"do the solar panels provide ALL the electricity needed to run the pumps?"

gas wells are not usually equiped with pumps.
if you are refering to compressors, no these are fueled with ng(hundreds or thousands of hp).
it would appear that the solar panels are for monitoring and control equipment.

What you say sounds right. I received a copy of one of the presentations this afternoon, and was trying to understand what it says about electrification.

According to the presentation, electricity is used for monitoring and for what BP calls "automation". Automation may be monitoring, translated to some action when the monitored results are out of a specified range--perhaps what you call "control equipment".

In the description of electrical use, I also found reference to something saying "power for gas lift pilots". BP has a pilot program in which it is temporarily pumping some of the gas back in (I think) in an attempt to raise production. This is related to deliquification. See slide 14 of the presentation. This may be another use of the electricity.

You mention natural gas being used to run compressors. One use of the compressors would be to make gas move through the pipes. Would compression also provide power for the separation process (into condensate, natural gas, water, and waste gasses), or does this happen some other way? I was originally under the impression that electricity was somehow used in the separation process, but I could be wrong on that. Perhaps it was only the pilot gas lift problem that was being referred to.

In other installations that I've seen, the solar cells provide power for two purposes...

  • Wellhead instrumentation (two or three pressures, temperature, a few valve positions, intrusion alarm/CCTV) and associated telemetry (line of sight or cellular microwave)
  • Valve actuators - the solar cells power a small hydraulic pump that charges an accumulator, enough to hold the wellhead and downhole safety valves open and operate the wing and choke valves for a few cycles - the latter might be electrical, don't know for sure.
  • This requires very little power. You could put a small genset at the wellpad, but that would be equally expensive, less reliable (more moving parts), more polluting (noise as well as CO2), it would cut into your revenue stream, and (important!) it would have problems providing cold start service (no gas => no power).

    The solar cells and microwave save you from having to run power and C&I cabling to every wellpad - a considerable cost (and theft risk!) in such a geographically spread-out operation. Solar couldn't provide anything like enough power for any serious process or lift energy input, though you might be able to do something along those lines with windmills.

    "Pilots" in Gail's context probably refers to pilot valves (small valves which allow the main valves to be opened by flow or process pressure).

    thanks. very interesting.
    I wonder what % of our gas (conv/unconv) is off the grid like that and requires ecosystem services (solar flows) to harvest fossil fuels....?

    Clearly everything offshore is off grid. I think they pretty much burn natural gas for power, though.

    I am not sure how one would go about quantifying the rest. Most of the Colorado/Wyoming/Utah/Montana natural gas production would be off grid, and much of Canada that is not in major cities.

    Natural gas wells are so spread out that it probably does not make sense to string electricity to them, unless it is already there (Barnett Shale in Dallas?). I would wonder if some of the shale gas production from Eastern states will end up being off grid. It is very expensive and time-consuming to get electrical grid wires put up, if wires are not there already.

    Pennsylvania is so heavily populated and has such extensive infrastructure (from power to phones to water to gas to taverns for the workers) that you can handle things pretty well. The gas in Pennsylvania has the advantage that it is very close to markets and does not have to depend on a pipeline to move it.
    They sometimes don't even bring the gas to market, they just power a diesel generator with the power on site for factories, schools, etc. The waste heat comes in handy during winters.

    You seem to be talking about building electric power plants (often with cogeneration, to share waste heat) at the location of the gas.

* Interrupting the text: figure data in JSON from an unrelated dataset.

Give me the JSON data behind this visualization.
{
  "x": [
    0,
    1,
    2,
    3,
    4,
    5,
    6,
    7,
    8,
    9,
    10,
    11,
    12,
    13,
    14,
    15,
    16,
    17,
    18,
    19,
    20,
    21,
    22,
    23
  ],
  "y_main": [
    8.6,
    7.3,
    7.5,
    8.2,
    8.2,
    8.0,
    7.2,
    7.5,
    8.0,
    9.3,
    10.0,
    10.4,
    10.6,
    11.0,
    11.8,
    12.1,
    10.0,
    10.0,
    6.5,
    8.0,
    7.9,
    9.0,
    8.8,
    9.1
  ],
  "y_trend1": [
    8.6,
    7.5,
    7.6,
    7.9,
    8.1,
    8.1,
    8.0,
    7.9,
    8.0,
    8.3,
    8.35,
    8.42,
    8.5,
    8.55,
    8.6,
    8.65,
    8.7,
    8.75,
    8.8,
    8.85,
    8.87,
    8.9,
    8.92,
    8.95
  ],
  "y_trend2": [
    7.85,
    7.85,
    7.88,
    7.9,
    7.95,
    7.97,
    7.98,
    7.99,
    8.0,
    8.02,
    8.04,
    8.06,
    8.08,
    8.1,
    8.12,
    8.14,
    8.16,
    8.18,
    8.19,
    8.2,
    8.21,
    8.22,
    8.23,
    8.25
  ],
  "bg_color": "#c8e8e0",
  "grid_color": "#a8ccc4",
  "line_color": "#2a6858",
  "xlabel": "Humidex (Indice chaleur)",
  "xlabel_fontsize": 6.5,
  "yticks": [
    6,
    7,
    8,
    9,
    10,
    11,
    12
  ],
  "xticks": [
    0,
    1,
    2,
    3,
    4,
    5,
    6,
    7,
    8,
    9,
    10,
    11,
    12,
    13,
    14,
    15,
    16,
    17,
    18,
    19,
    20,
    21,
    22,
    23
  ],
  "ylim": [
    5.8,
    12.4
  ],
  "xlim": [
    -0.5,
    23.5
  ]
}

I knew that this was done with coal; I hadn't thought about it with gas.

    The thing that then needs to be built is electric transmission lines. I have seen comments that when new gas power plants are built, the plants can be up in 18 months but the transmission lines can take 5 to 10 years. Hopefully the problem is not that bad, but lagging transmission lines can be a problem.

    i think your questions were pretty well answered by the posters upthread.

    bp is using gas lift, meaning that some of the wells are producing liquids, either free water or condensate. in a gas lift operation, dry gas is injected into the tubing casing anulus to lighten and accelerate the flow stream, allowing the well to flow. this would require a compressor on site or nearby.

    dehydration would require electrical imputs as well. dehydration is probably accomplished either by cooling the gas stream or by desiccation(glycol absorption). in a desiccation cycle, heating would also be required. the heat cycle would be fired by ng. another means of dehydration uses a "molecular seive". at the very least electricity would be used for operating the process and control equipment.

    those are probably dehydrators shown in the photo.